Она решилась… После этого письма решилась. Чувствовала, что ничего хорошего не выйдет, что никакое солнце не может ей помочь, но решилась в последний раз послушаться Владимира.
Быть может, сейчас, в двадцатом, ей повезет и она вернется не просто выздоровевшей, но ожившей?
P. S. Из этой поездки Инесса Арманд не вернулась. По дороге она заразилась холерой и умерла. Тело доставили в Москву лишь на девятые сутки. Ленин встречал поезд на вокзале и потом провожал пешком траурную процессию через всю Москву. Кто знает, что он чувствовал в эти минуты…

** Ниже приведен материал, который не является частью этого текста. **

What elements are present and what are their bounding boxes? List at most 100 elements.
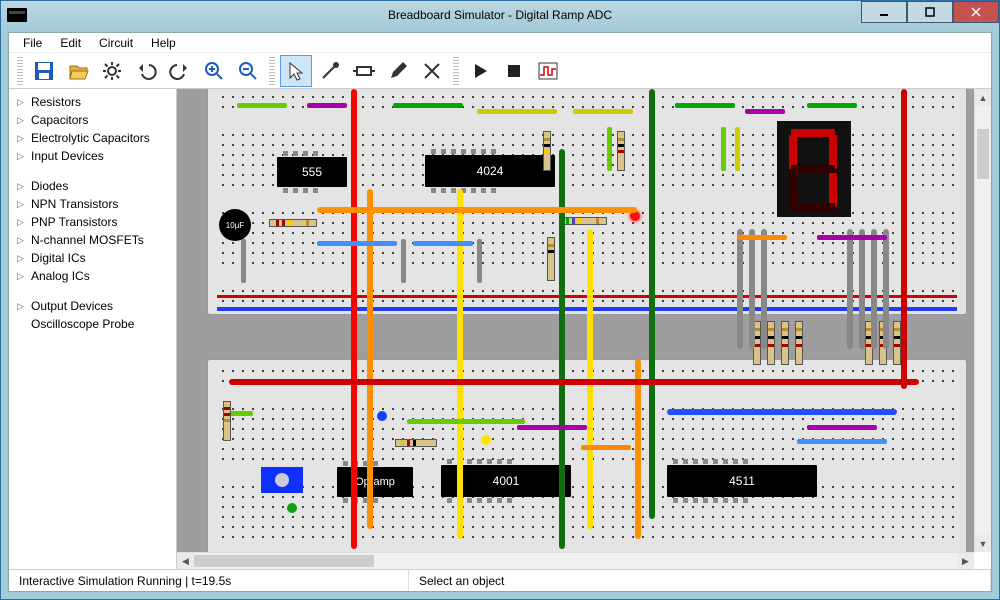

Надежда Аллилуева. Люблю тебя, Иосиф Сталин
Надежда, не пригубив вина, поставила бокал на стол.
— Эй, ты! Пей! — прикрикнул Сталин.
— Я тебе не эй! — ответила она, чуть повысив голос, и в ту же секунду в лицо ей полетели апельсиновые корки.
Медленным, очень медленным движением, не отрывая от мужа взгляда, она убрала их с лица и стряхнула на пол. Поднялась и, ни слова не говоря, ушла из-за стола, чувствуя спиной ошалевшие, потрясенные взгляды множества гостей.
Она стремительно шла, почти бежала по темной улице. Во всех домах праздновали годовщину Октябрьской революции. Слышалась музыка, веселый смех… На почтительном расстоянии от нее, так, как она велела, не приближаясь, двигалась вооруженная охрана. Надежда шла, понурившись, кутаясь в теплое пальто, и чувствовала, как раскалывается от жуткой, невыносимой боли голова и как леденящий холод растекается по всему телу и сковывает сердце будто льдом.